Il faut continuer à développer ces dispositifs, qui donnent leurs premiers résultats et constituent un outil concret au service de la protection de l’enfance.
La famille doit jouer tout son rôle. Le conseil pour les droits et devoirs des familles est le lieu où l’on reconnaît la responsabilité éminente des parents et des familles. C’est une instance de dialogue, une enceinte où le fil de la discussion peut reprendre, où chacun doit assumer ses devoirs, où chacun réapprend ses droits : le maire peut réaffirmer la valeur de la loi républicaine, les familles peuvent réapprendre le « vivre-ensemble » civique et certaines situations de violence peuvent être détectées.
Je souhaite que ces initiatives puissent être généralisées, car c’est aussi là que se jouent l’avenir de nos enfants et leur protection.

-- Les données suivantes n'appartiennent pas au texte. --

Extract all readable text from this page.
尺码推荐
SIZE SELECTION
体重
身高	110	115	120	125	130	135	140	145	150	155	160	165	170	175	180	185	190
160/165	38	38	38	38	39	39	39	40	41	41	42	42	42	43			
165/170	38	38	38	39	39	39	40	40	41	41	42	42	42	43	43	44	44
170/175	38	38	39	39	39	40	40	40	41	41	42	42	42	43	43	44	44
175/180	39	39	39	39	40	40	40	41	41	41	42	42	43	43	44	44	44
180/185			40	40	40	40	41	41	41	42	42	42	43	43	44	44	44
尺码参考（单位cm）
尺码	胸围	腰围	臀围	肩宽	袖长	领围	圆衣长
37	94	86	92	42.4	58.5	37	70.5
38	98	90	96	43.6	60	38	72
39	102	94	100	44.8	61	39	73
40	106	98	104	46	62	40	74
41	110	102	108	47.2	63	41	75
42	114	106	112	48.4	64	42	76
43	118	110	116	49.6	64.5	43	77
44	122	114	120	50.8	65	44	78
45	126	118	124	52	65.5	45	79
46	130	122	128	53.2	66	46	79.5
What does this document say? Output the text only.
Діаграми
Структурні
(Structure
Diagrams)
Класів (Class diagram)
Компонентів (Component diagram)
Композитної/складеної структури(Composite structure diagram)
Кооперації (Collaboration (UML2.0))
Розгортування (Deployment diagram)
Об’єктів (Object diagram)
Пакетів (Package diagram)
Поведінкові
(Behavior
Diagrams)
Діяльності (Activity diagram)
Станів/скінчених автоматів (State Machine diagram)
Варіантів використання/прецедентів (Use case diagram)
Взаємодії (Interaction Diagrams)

Enfin, madame Garriaud-Maylam, j’ai également travaillé à un avant-projet de loi sur l’autorité parentale et les droits des tiers afin de mieux prendre en compte la situation de ces 250 enfants qui, chaque année, sont enlevés. Ce texte comprend un volet important consistant à renforcer l’autorité parentale. Un enfant ne pourra obtenir un passeport ou une carte d’identité sans la signature des deux parents.
Nul ne peut contester que, grâce à la loi du 5 mars 2007, la protection de l’enfance constitue une priorité du Gouvernement ; elle est mise en œuvre sur l’ensemble du territoire. Nombre de départements ont déjà mis en place leur cellule de recueil, de traitement et d’évaluation des informations préoccupantes, ce qui révèle une réelle volonté en la matière. Il faut aller beaucoup plus loin !
La protection de l’enfance doit toujours être améliorée ; elle doit s’adapter à l’évolution de la société, parce que les phénomènes de maltraitance des enfants évoluent. Il nous faut être vigilants. C’est pourquoi Michèle Alliot-Marie a annoncé la création de brigades de protection des familles, qui constitueront, à l’instar de la brigade de protection des mineurs, un outil indispensable pour répondre aux violences intrafamiliales et aux maltraitances dont sont victimes les enfants.
La prévention de la délinquance ne doit pas être opposée à la protection de l’enfance : l’une ne va pas sans l’autre ; elles sont complémentaires.
Voilà, mesdames, messieurs les sénateurs, la réponse que le Gouvernement souhaitait vous apporter sur ce sujet. (Applaudissements sur les travées de l’UMP.)